STLplus iterators are slightly different to STL iterators in that they know which container they belong to. When an iterator is first declared, but not assigned to, it is known as a null iterator. Then, when it is assigned to so that it points to a value in the hash, it is known as a valid iterator. If the iterator is made to point off the end of the hash - for example by incrementing to the value returned by the end() method above, then it becomes an end iterator.

This concept is similar to STL iterators like the list iterator, where an iterator that walks off the end of the list becomes an end iterator. However, the STL has no concept of a null iterator and therefore no direct equivalent of a valid iterator.

The iterator has a set of functions for testing these conditions:

bool iterator::null(void) const;
bool iterator::end(void) const;
bool iterator::valid(void) const;

Note that these functions are members of the iterator class, not the hash class.

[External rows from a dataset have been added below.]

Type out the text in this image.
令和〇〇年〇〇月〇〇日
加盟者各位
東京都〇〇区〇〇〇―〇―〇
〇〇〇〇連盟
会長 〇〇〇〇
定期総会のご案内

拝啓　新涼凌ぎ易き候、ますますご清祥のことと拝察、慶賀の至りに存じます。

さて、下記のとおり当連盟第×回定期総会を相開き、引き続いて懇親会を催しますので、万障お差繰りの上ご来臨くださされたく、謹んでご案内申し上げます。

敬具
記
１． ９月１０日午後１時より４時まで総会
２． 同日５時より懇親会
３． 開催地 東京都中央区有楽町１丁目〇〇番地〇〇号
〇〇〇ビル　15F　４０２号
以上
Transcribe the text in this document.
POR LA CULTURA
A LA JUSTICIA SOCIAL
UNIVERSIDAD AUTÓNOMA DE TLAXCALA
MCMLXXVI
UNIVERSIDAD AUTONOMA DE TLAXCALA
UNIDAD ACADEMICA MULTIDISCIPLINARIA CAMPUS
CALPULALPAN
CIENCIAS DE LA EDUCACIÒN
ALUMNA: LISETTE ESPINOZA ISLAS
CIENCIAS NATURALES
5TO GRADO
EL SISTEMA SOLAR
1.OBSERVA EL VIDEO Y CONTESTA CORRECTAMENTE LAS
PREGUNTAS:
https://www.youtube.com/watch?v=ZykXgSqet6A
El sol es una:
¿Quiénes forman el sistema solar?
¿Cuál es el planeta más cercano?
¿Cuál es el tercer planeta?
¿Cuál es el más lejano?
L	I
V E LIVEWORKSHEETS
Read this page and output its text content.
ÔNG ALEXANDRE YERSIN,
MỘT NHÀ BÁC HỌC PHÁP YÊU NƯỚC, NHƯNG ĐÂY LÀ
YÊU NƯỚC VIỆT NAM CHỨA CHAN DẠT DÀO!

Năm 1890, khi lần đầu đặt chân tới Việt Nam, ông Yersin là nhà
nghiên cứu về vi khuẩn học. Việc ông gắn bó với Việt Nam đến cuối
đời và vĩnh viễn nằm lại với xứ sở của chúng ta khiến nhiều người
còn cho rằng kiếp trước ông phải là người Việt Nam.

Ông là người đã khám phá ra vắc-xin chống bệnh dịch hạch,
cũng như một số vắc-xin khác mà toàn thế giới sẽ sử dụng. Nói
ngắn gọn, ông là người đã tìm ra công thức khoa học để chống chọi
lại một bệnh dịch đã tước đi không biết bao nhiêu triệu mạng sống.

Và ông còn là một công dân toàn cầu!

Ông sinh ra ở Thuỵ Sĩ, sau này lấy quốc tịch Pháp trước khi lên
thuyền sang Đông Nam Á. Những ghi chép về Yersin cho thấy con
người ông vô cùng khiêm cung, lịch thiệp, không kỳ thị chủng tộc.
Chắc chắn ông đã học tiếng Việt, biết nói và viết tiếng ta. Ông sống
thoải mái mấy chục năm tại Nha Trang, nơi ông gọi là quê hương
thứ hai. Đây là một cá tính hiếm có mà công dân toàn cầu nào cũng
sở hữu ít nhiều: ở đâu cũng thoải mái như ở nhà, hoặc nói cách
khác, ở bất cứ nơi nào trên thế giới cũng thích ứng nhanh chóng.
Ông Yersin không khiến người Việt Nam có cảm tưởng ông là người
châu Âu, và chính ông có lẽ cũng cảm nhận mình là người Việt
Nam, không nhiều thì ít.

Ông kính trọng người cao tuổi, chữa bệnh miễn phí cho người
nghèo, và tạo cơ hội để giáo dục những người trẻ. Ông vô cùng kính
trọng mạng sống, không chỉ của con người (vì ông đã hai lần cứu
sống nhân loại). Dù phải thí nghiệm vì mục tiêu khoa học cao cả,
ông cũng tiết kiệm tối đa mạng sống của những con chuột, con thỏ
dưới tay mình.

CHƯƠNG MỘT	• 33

Exactly one of these conditions will always be true, since the iterator must be one of null, end or valid.

Only a valid iterator can be dereferenced to access the element pair pointed to by the iterator. Any attempt to dereference an end or null iterator will result in an exception being thrown. See the section below on Exceptions to see which.

Diagnostic Print Routines

A hash table is very sensitive to the hashing function and the number of bins in the hash. To help diagnose performance problems with the hash class, there is a diagnostic print routine with three forms: a member function and two friend functions:

void debug_report(std::ostream&) const;

This method prints out a table showing the number of elements in each bin and some summary statistics. The table looks like this:

------------------------------------------------------------------------
| size:     7
| bins:     20
| loading:  0.35 auto-rehash
| occupied: 7 (35.0%), min = 0, max = 1
|-----------------------------------------------------------------------
|  bin         0     1     2     3     4     5     6     7     8     9
|        ---------------------------------------------------------------
|      0 |     1     .     1     1     .     1     .     .     .     .
|     10 |     .     .     .     1     .     .     .     1     1     .
------------------------------------------------------------------------

The size field is the number of elements in the hash. The bins is the number of bins. Loading represents the ratio of elements to bins and indicates whether the hash is configured for auto or manual rehashing. The occupied field gives stats on the number of bins occupied as a number and as a percentage, followed by the minimum and maximum occupancy of any bin in the hash. Finally, the table reports the number if elements in each bin so that the distribution can be seen.

Exceptions

There are 4 exceptions that can be thrown by hash:

stlplus::null_dereference - logic_error
This is used to indicate that an iterator which is null has been dereferenced. You should always be sure that iterators are non-null before using the * or -> operators.
stlplus::end_dereference - logic_error
This is used to indicate that an iterator that is pointing to an end element has been dereferenced. In line with STL conventions, the end iterator points to the element after the last element in a container, so dereferencing such an iterator is illegal (the memory pointed to will be unconstructed).
stlplus::wrong_object - logic_error
This is used to indicate that an iterator which was created by one container has been used in a different container. For example, if you have two hash objects in your program, create an iterator from one hash and then use it in another, then this will throw the wrong_object exception.
std::out_of_range - logic_error
This is used to indicate that the const version of the index operator[] has been used to try to access a value using a key that was not found in the hash.

The first three exceptions are common to all STLplus iterators and are explained in the STLplus exceptions policy.